Configuring an Offense Rule to Trigger a Scan
To trigger a scan of any assets that are communicating with the Internet, configure the rule that is generated by the offense.
An offense must be generated. You can generate the offense manually or wait for an asset to communicate with the Internet. To generate the offense, you can do any of the following steps:
Generate an offense manually by temporarily connecting any new asset from the asset saved search to the Internet.

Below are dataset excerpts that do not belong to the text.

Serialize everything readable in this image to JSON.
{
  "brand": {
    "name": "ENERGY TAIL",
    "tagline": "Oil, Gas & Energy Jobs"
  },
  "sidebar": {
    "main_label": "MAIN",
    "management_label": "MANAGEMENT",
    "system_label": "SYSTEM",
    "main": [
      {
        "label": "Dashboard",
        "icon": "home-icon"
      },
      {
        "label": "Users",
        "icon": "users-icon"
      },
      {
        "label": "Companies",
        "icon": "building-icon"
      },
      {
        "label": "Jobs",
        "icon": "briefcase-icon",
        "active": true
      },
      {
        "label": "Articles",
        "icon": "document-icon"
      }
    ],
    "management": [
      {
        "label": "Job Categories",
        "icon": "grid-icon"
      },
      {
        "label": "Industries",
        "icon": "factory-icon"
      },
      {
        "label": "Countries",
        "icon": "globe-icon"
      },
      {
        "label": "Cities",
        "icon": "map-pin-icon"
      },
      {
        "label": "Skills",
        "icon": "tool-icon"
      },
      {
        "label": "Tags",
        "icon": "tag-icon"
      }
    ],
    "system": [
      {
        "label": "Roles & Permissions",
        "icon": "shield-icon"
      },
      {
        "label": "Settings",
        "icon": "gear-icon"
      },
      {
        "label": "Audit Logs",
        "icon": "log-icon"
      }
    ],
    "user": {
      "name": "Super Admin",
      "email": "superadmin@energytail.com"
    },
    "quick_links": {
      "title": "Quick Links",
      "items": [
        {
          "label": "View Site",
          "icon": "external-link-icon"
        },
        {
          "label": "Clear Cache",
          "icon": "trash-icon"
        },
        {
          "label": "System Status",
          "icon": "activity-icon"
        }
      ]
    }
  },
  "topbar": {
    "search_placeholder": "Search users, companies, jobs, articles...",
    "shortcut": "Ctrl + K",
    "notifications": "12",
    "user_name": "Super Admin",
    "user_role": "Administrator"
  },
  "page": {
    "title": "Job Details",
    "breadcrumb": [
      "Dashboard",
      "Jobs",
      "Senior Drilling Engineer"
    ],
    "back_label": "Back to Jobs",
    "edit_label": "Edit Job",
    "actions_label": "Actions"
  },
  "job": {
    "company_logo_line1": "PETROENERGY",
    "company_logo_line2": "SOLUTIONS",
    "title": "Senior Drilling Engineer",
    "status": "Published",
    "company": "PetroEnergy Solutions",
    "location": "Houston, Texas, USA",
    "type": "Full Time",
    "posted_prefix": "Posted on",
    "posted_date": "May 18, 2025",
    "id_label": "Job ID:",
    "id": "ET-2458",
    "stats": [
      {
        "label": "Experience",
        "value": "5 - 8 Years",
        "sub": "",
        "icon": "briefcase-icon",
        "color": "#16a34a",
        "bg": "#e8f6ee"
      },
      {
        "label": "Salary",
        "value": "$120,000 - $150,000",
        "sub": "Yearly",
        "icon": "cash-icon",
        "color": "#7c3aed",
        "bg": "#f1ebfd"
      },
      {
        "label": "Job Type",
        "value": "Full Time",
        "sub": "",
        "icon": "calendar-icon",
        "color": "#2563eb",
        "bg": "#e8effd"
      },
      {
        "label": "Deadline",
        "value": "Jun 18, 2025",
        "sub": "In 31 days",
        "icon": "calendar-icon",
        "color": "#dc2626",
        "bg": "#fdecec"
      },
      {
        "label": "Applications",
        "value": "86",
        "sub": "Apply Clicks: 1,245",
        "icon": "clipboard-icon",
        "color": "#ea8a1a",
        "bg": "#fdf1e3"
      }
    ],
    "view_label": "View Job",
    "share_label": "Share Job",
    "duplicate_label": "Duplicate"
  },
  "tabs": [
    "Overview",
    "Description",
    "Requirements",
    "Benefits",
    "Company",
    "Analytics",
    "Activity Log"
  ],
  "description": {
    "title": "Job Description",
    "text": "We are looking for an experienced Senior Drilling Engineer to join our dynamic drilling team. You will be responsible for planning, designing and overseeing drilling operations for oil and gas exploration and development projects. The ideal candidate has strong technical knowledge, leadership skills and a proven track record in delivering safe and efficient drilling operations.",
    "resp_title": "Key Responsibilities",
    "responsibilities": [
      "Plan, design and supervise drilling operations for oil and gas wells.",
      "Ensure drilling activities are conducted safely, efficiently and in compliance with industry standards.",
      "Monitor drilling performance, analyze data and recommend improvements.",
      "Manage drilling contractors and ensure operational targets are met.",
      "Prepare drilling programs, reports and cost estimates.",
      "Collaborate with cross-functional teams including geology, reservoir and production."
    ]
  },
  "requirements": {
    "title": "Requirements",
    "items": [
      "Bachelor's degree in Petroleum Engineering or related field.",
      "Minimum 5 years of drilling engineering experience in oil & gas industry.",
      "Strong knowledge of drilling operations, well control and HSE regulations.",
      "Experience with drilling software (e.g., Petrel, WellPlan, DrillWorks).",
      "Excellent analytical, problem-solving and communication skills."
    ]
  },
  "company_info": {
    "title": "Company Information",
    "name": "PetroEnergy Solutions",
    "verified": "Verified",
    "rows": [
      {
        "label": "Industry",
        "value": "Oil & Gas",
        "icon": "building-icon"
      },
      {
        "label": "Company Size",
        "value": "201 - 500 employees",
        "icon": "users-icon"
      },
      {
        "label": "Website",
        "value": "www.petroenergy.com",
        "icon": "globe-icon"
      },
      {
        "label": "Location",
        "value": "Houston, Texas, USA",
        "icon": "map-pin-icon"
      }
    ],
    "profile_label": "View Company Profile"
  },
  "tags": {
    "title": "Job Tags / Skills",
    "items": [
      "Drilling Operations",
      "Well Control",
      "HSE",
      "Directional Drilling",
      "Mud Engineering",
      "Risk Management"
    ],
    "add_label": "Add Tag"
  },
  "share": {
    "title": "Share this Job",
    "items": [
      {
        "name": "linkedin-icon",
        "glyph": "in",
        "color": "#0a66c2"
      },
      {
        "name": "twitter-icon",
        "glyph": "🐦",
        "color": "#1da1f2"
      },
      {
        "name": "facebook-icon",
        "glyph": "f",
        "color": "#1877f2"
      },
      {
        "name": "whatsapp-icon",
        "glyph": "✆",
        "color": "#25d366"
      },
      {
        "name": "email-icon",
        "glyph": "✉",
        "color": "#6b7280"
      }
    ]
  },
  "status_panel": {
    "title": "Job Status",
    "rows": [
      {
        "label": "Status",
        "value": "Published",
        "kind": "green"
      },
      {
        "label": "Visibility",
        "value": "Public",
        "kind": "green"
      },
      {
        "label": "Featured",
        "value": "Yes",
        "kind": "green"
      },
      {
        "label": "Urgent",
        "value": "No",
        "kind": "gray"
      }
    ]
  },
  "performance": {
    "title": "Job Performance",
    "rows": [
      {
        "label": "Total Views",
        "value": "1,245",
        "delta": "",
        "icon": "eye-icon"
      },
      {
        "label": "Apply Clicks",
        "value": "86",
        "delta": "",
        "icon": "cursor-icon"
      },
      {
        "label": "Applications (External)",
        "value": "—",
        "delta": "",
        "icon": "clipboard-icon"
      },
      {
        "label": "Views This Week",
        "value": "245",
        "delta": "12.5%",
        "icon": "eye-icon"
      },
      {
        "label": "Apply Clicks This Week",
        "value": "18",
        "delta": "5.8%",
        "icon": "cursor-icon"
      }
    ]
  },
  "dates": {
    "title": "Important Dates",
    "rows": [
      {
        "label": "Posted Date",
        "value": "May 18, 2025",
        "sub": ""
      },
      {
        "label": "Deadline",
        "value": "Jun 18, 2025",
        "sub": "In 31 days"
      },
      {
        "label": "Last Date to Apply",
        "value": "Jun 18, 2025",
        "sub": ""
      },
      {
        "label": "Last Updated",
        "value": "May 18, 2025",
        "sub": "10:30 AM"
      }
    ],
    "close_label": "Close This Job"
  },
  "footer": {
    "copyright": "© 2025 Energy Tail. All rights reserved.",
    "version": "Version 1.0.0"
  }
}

Search the rules on the Offenses tab and search for the rule after an offense is generated.
Enable email notification for the dispatched event that creates an offense. You can edit the rule when you get this notification.
- Click the Offenses tab.
- On the navigation menu, click Rules.
- Use the search box on the toolbar to search for the rule.
The name of the rule is Risk Question Monitor : <Event Name>.
You can search by the Event Name, which is from the Monitor Question Results window.
The Event Name for an offense appears in the Description field when you select All Offenses.
- Double-click the rule name to open the Rule Wizard.
- Click Next.
- Configure the following settings:
Select the Ensure the detected event is part of an offense check box.
Select Destination IP from the Index offense based on menu.
Select the Send to Local SysLog check box.
Select the Trigger Scan check box.
Select the scan profile that you want to use from the Scan Profile to be used as a template menu.
You must select the On Demand Scanning option in the scan profile that you want to use with this rule.
Click the Destination radio button for the Local IPs to Scan field.
Enter values for the Response Limiter setting.
Configure appropriate intervals to avoid a potential overload on your system.
If you don't want to activate this rule right away, clear the Enable Rule option and then click Finish.